The Holes In The Cheese
The discussion of the case law that governs whether reserving that sort of option kills the deduction is pretty engaging. My favorite part was the Swiss cheese analogy:
“As relevant here, the developer could consider two techniques for putting new holes in the cheese. First, he could put new holes in the cheese and make up for it by adding an equal amount of previously unprotected land to the conservation area. That was the pattern in Belk. Alternatively, he could put new holes in the cheese and make up for it by plugging the same number of holes elsewhere in the conservation area. That was the pattern in Bosque Canyon and in the instant case. In each instance the acreage subject to the easement remains exactly the same. But in both instances the developer has achieved the impermissible objective of putting new holes in the cheese, i.e., subjecting to commercial or residential development land that was supposed to be protected in perpetuity from such development.”

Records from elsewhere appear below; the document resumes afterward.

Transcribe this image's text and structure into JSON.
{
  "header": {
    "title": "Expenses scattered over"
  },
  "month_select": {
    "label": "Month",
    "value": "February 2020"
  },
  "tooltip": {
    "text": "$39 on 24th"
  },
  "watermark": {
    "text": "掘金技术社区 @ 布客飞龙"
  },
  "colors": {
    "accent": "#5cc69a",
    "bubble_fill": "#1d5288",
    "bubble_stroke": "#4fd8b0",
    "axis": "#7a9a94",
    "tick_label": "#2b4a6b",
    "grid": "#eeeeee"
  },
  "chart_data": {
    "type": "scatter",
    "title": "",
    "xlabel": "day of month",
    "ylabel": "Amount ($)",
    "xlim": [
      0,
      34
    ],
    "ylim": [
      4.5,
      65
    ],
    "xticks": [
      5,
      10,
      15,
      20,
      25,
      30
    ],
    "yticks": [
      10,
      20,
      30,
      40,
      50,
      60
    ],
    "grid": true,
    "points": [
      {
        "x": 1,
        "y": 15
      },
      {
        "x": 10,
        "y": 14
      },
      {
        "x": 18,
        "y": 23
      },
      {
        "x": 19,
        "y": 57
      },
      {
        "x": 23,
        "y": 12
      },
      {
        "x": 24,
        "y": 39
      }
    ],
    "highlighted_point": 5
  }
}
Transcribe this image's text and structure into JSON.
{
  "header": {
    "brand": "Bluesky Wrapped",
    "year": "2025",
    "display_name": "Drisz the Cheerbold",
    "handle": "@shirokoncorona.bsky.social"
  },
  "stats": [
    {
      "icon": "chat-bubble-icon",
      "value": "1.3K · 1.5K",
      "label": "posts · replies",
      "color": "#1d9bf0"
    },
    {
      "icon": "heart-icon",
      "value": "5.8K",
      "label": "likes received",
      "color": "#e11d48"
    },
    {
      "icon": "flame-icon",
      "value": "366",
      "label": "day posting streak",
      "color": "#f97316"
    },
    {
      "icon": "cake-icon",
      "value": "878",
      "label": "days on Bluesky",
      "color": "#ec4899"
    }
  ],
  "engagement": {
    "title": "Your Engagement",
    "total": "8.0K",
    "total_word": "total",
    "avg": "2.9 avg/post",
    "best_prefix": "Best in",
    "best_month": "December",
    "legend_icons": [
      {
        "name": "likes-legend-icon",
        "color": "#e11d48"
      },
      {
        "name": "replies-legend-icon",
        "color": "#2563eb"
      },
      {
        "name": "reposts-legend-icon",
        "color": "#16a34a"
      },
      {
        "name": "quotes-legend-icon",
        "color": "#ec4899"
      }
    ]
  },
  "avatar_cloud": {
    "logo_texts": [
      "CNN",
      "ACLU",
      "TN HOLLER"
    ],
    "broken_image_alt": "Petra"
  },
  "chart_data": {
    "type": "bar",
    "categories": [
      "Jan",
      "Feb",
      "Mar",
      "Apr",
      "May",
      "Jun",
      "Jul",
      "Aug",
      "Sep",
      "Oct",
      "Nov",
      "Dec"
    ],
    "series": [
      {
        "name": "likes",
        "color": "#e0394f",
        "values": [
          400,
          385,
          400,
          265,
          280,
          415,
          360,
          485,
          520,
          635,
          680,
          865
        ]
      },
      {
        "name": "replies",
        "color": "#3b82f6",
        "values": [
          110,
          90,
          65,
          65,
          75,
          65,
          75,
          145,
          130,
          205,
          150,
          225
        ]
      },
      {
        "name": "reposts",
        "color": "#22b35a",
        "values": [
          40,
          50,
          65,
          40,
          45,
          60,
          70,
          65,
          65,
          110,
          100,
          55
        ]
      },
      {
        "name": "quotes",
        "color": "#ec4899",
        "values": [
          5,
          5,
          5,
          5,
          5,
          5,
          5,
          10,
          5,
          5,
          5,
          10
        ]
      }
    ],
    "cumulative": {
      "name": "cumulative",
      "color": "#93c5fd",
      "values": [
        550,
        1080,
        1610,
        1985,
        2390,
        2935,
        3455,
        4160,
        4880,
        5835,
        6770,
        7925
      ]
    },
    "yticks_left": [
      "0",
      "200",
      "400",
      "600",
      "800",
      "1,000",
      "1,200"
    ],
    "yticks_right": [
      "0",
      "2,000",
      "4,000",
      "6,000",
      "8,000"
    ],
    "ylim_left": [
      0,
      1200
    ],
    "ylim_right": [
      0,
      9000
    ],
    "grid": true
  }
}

To be fair to the planners, the case law discussed all came down after the donation was made. So who knew that the holes couldn’t be moved around?
Nonetheless I think the Fourth Law is also relevant here. The whole deduction was killed by that relatively small tweak, which smacks of poor execution.
Poor execution by the IRS saved the taxpayers from the penalty. The IRS agent working the case sent Letters 5153 and revenue agent reports to the taxpayer asserting the penalty before getting written approval from the supervisor. Code Section 6751 requires that the supervisory approval precede the “initial determination” of the penalty.
The argument was about what constitutes the “initial determination”. The IRS argued that it is when a thirty day letter is issued. Given that the committee report indicates that one of the purposes of the requirement is to prevent penalty assessment from being used as a bargaining chip, it seems like it is a pretty fair result.
To be fair to the agent, the case law on 6751 is all recent, although the section has been around since 1998.
Lew Taishoff has Swiss Cheese noting the same thing I did. He discusses the penalty issue in his usual colorful style.
“A Letter 5153 is a transmittal for the RAR, telling the addressee to pay up, talk about payment plans, or extend IRS’ time to assess tax to let Appeals have a whack; but if the addressee does nothing by a date certain, IRS will give them a SNOD at no extra charge.
That’s enough for Judge Big Jim. That the Boss Hoss signed off eleven (count ‘em, eleven) days later doesn’t help. So substantial valuation misstatement chops go by the board.”